The thing, like all the other lighthuggers, was improbably streamlined. Space only approximated a vacuum at slow speeds. Up near lightspeed - which was where these ships spent most of their time - it was like cutting through a howling gale of atmosphere. That was why they looked like daggers: conic hull tapering to a needle-sharp prow to punch the interstellar medium, with two Conjoiner engines braced at the back on spars like an ornate hilt. The ship was sheathed in ice, so glisteningly pure that it looked like diamond. The shuttle swooped in low over Volyova’s ship, and for a moment Khouri apprehended the ship’s vastness. It was like flying over a city, not another vessel. Then a door irised open in the hull, revealing a glowing docking bay. Volyova guided the shuttle home with expert taps on her thruster controls, latching onto a berthing cradle. Khouri heard thumps as umbilicals and docking connectors thudded home.
Volyova was first out of her seat restraints. ‘Shall we step aboard?’ she asked, with something that was not quite the politeness Khouri had been expecting.
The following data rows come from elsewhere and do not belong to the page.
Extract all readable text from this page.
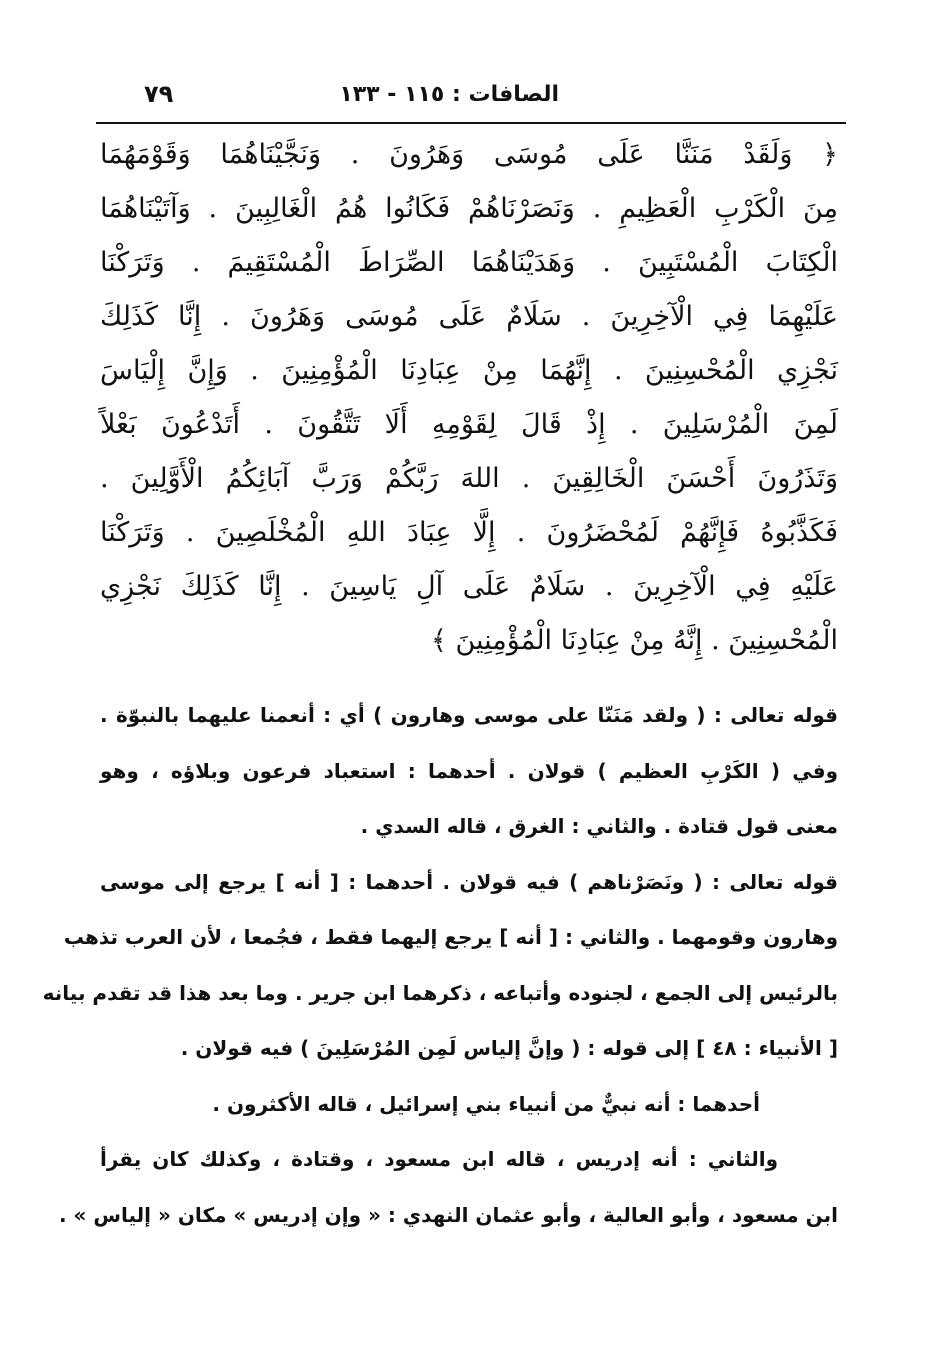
الصافات : ١١٥ - ١٣٣
٧٩
﴿ وَلَقَدْ مَنَنَّا عَلَى مُوسَى وَهَرُونَ . وَنَجَّيْنَاهُمَا وَقَوْمَهُمَا
مِنَ الْكَرْبِ الْعَظِيمِ . وَنَصَرْنَاهُمْ فَكَانُوا هُمُ الْغَالِبِينَ . وَآتَيْنَاهُمَا
الْكِتَابَ الْمُسْتَبِينَ . وَهَدَيْنَاهُمَا الصِّرَاطَ الْمُسْتَقِيمَ . وَتَرَكْنَا
عَلَيْهِمَا فِي الْآخِرِينَ . سَلَامٌ عَلَى مُوسَى وَهَرُونَ . إِنَّا كَذَلِكَ
نَجْزِي الْمُحْسِنِينَ . إِنَّهُمَا مِنْ عِبَادِنَا الْمُؤْمِنِينَ . وَإِنَّ إِلْيَاسَ
لَمِنَ الْمُرْسَلِينَ . إِذْ قَالَ لِقَوْمِهِ أَلَا تَتَّقُونَ . أَتَدْعُونَ بَعْلاً
وَتَذَرُونَ أَحْسَنَ الْخَالِقِينَ . اللهَ رَبَّكُمْ وَرَبَّ آبَائِكُمُ الْأَوَّلِينَ .
فَكَذَّبُوهُ فَإِنَّهُمْ لَمُحْضَرُونَ . إِلَّا عِبَادَ اللهِ الْمُخْلَصِينَ . وَتَرَكْنَا
عَلَيْهِ فِي الْآخِرِينَ . سَلَامٌ عَلَى آلِ يَاسِينَ . إِنَّا كَذَلِكَ نَجْزِي
الْمُحْسِنِينَ . إِنَّهُ مِنْ عِبَادِنَا الْمُؤْمِنِينَ ﴾
قوله تعالى : ( ولقد مَنَنّا على موسى وهارون ) أي : أنعمنا عليهما بالنبوّة .
وفي ( الكَرْبِ العظيم ) قولان . أحدهما : استعباد فرعون وبلاؤه ، وهو
معنى قول قتادة . والثاني : الغرق ، قاله السدي .
قوله تعالى : ( ونَصَرْناهم ) فيه قولان . أحدهما : [ أنه ] يرجع إلى موسى
وهارون وقومهما . والثاني : [ أنه ] يرجع إليهما فقط ، فجُمعا ، لأن العرب تذهب
بالرئيس إلى الجمع ، لجنوده وأتباعه ، ذكرهما ابن جرير . وما بعد هذا قد تقدم بيانه
[ الأنبياء : ٤٨ ] إلى قوله : ( وإنَّ إلياس لَمِن المُرْسَلِينَ ) فيه قولان .
أحدهما : أنه نبيٌّ من أنبياء بني إسرائيل ، قاله الأكثرون .
والثاني : أنه إدريس ، قاله ابن مسعود ، وقتادة ، وكذلك كان يقرأ
ابن مسعود ، وأبو العالية ، وأبو عثمان النهدي : « وإن إدريس » مكان « إلياس » .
They propelled themselves through the shuttle and out into the spacious environment of the ship. They were still in free-fall, but at the end of the corridor they were facing Khouri could see a complex arrangement where the stationary and rotating sections were joined together.
She was beginning to feel nauseous, but she was damned if she was going to let Volyova see this.
‘Before we go ahead,’ the Ultra woman said, ‘there’s someone you have to meet.’
She was looking over Khouri’s shoulder, back towards the corridor that led to the shuttle which had brought them aboard. Khouri heard the shuffling sound of someone working hand-over-hand along the rails which ribbed the passage. But that could only mean that there had been another person aboard the shuttle.
Something was wrong here.
Volyova’s attitude was not that of someone who was trying to impress a potential recruit. It was more as if she cared little what Khouri thought; as if it was of no consequence at all. Khouri looked around, in time to see the Komuso who had come with them in the elevator. His face was lost under the expressionless wicker helmet they all wore. He carried his shakuhachi in the crook of his arm.